As I think about the decisions I made — to back out of the wedding and then to remain on the fence until I’d lost them both — I can be dispassionate. Both of them are married today and I have no remaining connection to either of them. It’s mostly ancient history — except in those moments when I’m back at that decision point in my mind.

Putting myself back into that moment does something more than make me think about my poor decision. It makes me think about three things.

It makes me question my ability to make rational decisions. Most of us like to believe that if we give ourselves all the logical facts involved in a decision, we can come to a rational conclusion, one that will give us the best possibility of doing the right thing. We think that if we’re intelligent, rational and observant, we can make good decisions. But the more I look at many of my own decisions, the more I question that. I had my eyes wide open about both women and about myself, and I think I was bright enough and rational enough at the time. Still, I fumbled the decision badly — for reasons that I was blind to at the time. I fear that we do that routinely. I believe we make decisions for emotional reasons and then find “rational” reasons to listen to our fear or other emotions. How can we possibly trust our decision-making?

Thinking back to my decision seven years ago also makes me think about how useless it is to come to conclusions about what we should have done once upon a time. I’m at peace now about what I should have done. If I could get into a time machine and go back to that day in early July 2008 — the weekend when I made the decision to back out — I would know what to do, based on the facts that were available to me at the time, not even including anything I’ve learned since then. I understand my own psychology better — as well as the psychology of the woman I almost married — so I feel certain what I should have done. It took me a long time to feel certain about it. I thought I would feel better when I was finally sure. But now that I no longer debate what I should have done, I find that it’s useless to know. It doesn’t even seem to make me a better decision-maker. It seems to be worth nothing at this point.

Third, putting myself back into that decision point makes me realize how much my choices affect other people. In addition to hurting two women (and myself), I also affected the paths of numerous other people around them. If I’d married either of them, they wouldn’t have been available to marry the men they married. One of the women has a child who wouldn’t have existed if I’d married her. The more I think about it, the more ripples I see insofar as how many people are affected — all by something that seemed (at the time) to be a decision all about me.

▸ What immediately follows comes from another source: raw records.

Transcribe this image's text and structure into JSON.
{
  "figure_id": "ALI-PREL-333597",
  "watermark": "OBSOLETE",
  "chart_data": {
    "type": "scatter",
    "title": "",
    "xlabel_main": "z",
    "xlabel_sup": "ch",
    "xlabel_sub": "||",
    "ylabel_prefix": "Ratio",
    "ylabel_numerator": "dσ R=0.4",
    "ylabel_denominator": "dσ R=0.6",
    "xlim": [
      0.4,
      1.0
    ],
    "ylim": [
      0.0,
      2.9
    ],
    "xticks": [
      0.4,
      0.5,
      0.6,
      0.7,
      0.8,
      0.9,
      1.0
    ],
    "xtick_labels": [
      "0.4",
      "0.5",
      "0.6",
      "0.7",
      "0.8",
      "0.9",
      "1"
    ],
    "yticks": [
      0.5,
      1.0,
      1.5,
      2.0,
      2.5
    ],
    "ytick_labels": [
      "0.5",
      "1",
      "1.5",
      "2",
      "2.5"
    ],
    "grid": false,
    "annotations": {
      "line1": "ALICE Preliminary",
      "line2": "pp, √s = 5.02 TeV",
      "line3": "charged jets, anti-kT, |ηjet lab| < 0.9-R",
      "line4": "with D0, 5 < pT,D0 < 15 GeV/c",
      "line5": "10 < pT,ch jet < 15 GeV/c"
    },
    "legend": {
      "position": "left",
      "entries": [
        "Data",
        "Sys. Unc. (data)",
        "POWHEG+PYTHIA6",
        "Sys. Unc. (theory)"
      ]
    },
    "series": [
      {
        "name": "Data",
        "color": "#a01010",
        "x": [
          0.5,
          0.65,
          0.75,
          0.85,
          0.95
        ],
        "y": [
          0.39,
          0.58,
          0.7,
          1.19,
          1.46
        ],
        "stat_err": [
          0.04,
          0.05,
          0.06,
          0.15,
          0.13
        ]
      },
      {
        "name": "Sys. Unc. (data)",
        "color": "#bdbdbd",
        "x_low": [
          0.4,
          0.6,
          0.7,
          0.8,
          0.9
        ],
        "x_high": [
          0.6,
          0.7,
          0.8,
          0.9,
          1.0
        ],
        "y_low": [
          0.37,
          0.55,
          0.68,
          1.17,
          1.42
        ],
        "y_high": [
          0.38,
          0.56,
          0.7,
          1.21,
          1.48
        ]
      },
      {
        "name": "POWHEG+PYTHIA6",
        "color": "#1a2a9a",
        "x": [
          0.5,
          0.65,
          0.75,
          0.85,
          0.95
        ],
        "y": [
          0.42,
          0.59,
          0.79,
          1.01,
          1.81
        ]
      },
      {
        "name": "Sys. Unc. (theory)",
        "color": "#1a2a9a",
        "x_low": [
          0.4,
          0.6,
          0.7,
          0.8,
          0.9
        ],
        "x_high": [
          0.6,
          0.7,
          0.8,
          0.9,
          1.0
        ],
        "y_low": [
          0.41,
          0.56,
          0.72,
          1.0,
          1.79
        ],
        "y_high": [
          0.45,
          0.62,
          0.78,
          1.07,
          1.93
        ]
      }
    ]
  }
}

If the two women and I could all three go back to that decision point, I suspect all three of us would come to the same conclusion about what was best for all of us. I would have chosen the obvious one, who I believe would have still chosen me at the time, even knowing the future. The other woman would have bowed out gracefully, realizing that she wasn’t right for me — and that a much better match for her was going to come along.

For a long time, I pined for the woman I should have chosen — after it was too late. I beat myself up repeatedly and placed all the blame on myself. I’m no longer at that point. She’s moved on and I have, too. There’s another woman who will be just right for me at some time in the future, but that doesn’t change what I know I should have been doing seven years ago today.

I’m not sure there are any lessons for me in this. It just makes me aware of how chaotic and messy our decision-making is — and how wrong we can get it.

I should have gotten married on Aug. 3, 2008. I think she and I would have been very happy together, even though we can both be pretty dysfunctional at times. But I don’t have a time machine, so I can’t change anything. I’m just left to look at an empty date on my calendar that might have been permanently important if I’d done something different.

All I can do is hope that I’m fortunate enough in the future that a series of unlikely coincidences and tumultuous decisions will lead some woman and me to a happier outcome. Maybe I’ll even learn one day to forget this date and let myself completely move on.